Department of Biostatistics, Harvard T.H. Chan School of Public Health, Boston, Massachusetts.
Department of Statistics and Data Sciences, University of Texas, Austin, Texas.
Biometrics. 2022 Jun;78(2):730-741. doi: 10.1111/biom.13436. Epub 2021 Feb 16.
Bayesian causal inference offers a principled approach to policy evaluation of proposed interventions on mediators or time-varying exposures. Building on the Bayesian g-formula method introduced by Keil et al., we outline a general approach for the estimation of population-level causal quantities involving dynamic and stochastic treatment regimes, including regimes related to mediation estimands such as natural direct and indirect effects.
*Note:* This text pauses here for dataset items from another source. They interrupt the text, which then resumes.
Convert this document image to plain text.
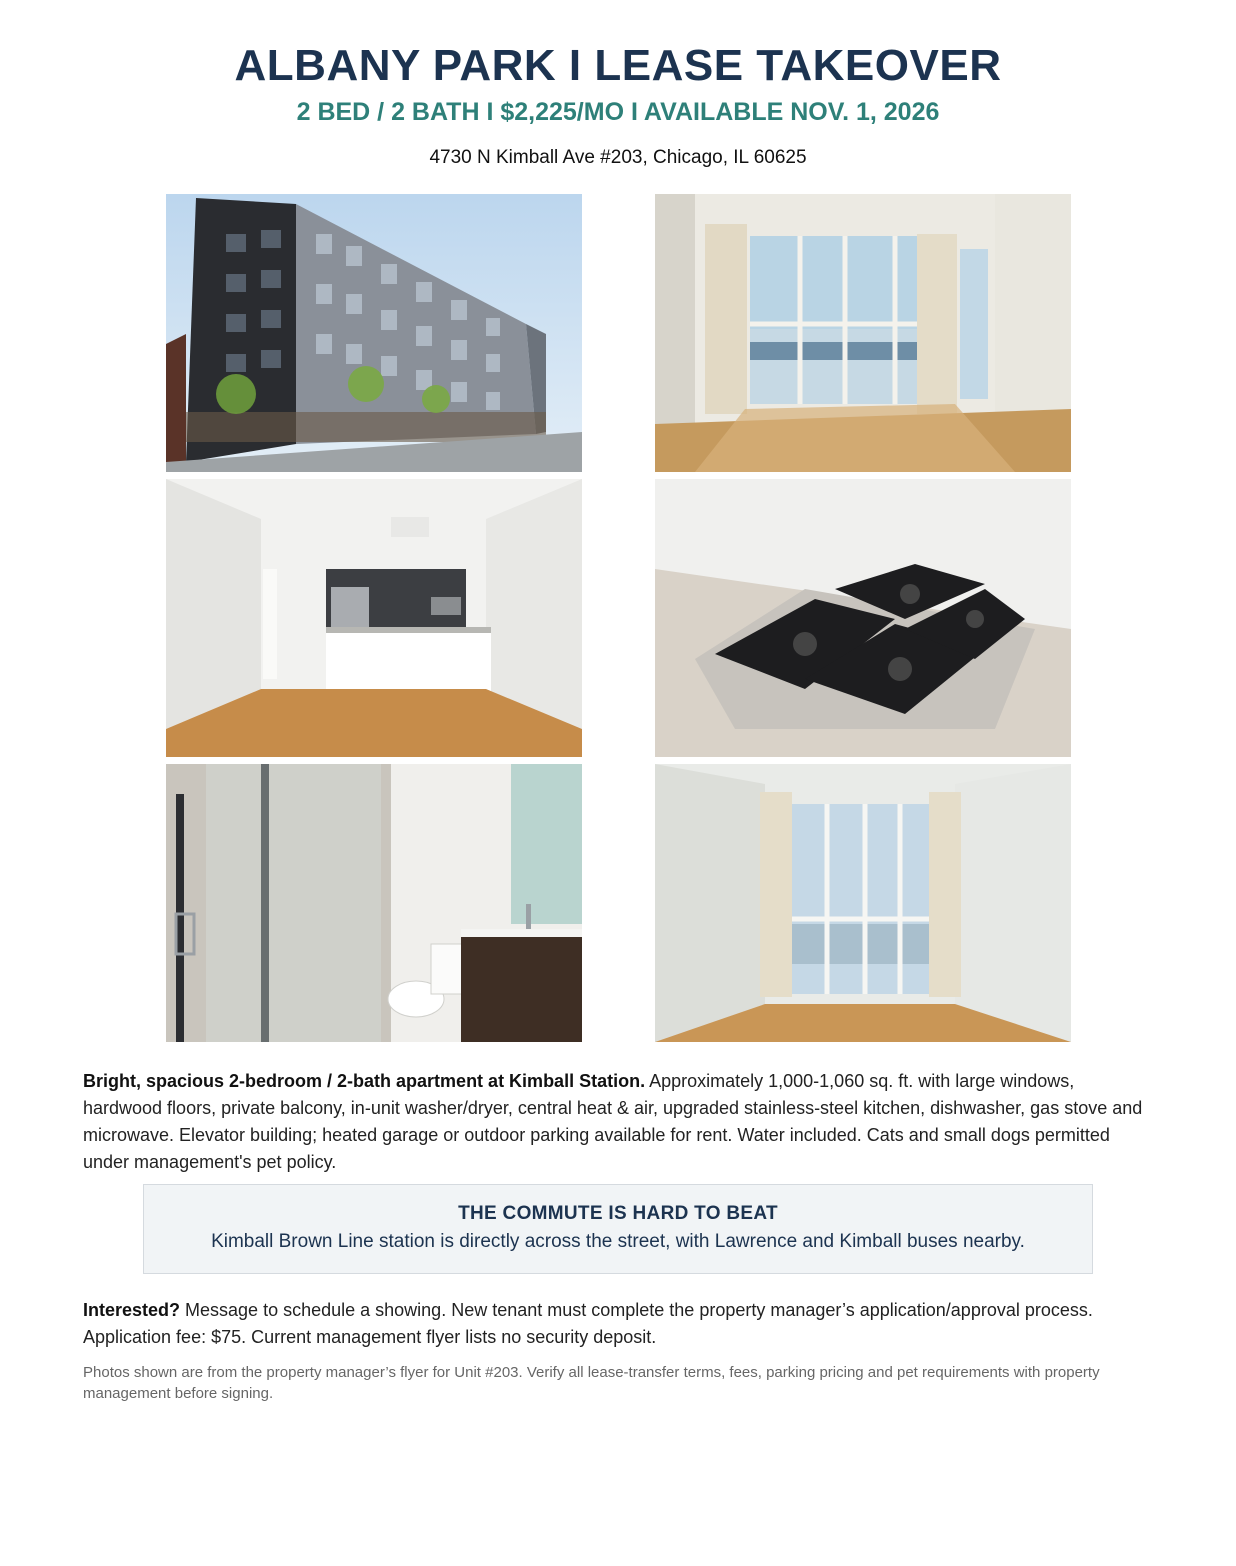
ALBANY PARK I LEASE TAKEOVER
2 BED / 2 BATH I $2,225/MO I AVAILABLE NOV. 1, 2026
4730 N Kimball Ave #203, Chicago, IL 60625

Bright, spacious 2-bedroom / 2-bath apartment at Kimball Station. Approximately 1,000-1,060 sq. ft. with large windows, hardwood floors, private balcony, in-unit washer/dryer, central heat & air, upgraded stainless-steel kitchen, dishwasher, gas stove and microwave. Elevator building; heated garage or outdoor parking available for rent. Water included. Cats and small dogs permitted under management's pet policy.

THE COMMUTE IS HARD TO BEAT
Kimball Brown Line station is directly across the street, with Lawrence and Kimball buses nearby.

Interested? Message to schedule a showing. New tenant must complete the property manager’s application/approval process. Application fee: $75. Current management flyer lists no security deposit.

Photos shown are from the property manager’s flyer for Unit #203. Verify all lease-transfer terms, fees, parking pricing and pet requirements with property management before signing.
We further extend this approach to propose a Bayesian data fusion (BDF), an algorithm for performing probabilistic sensitivity analysis when a confounder unmeasured in a primary data set is available in an external data source. When the relevant relationships are causally transportable between the two source populations, BDF corrects confounding bias and supports causal inference and decision-making within the main study population without sharing of the individual-level external data set. We present results from a simulation study comparing BDF to two common frequentist correction methods for unmeasured mediator-outcome confounding bias in the mediation setting. We use these methods to analyze data on the role of stage at cancer diagnosis in contributing to Black-White colorectal cancer survival disparities.
贝叶斯因果推断为评估拟议干预措施对中介或时变暴露的政策提供了一种原则性方法。基于 Keil 等人引入的贝叶斯 g 公式方法,我们概述了一种用于估计涉及动态和随机治疗方案的人群水平因果量的一般方法,包括与中介估计量相关的方案,如自然直接和间接效应。我们进一步扩展了这种方法,提出了一种贝叶斯数据融合 (BDF),这是一种当主要数据集未测量混杂因素在外部数据源中可用时执行概率敏感性分析的算法。当两个源人群之间的相关关系可以因果传递时,BDF 可以纠正混杂偏差,并在主要研究人群中支持因果推断和决策,而无需共享外部数据集的个体层面信息。我们从一项模拟研究中展示了结果,该研究将 BDF 与两种常见的在中介设置中纠正未测量中介-结局混杂偏差的频率派校正方法进行了比较。我们使用这些方法来分析癌症诊断阶段在导致黑人和白人结直肠癌生存差异中的作用的数据。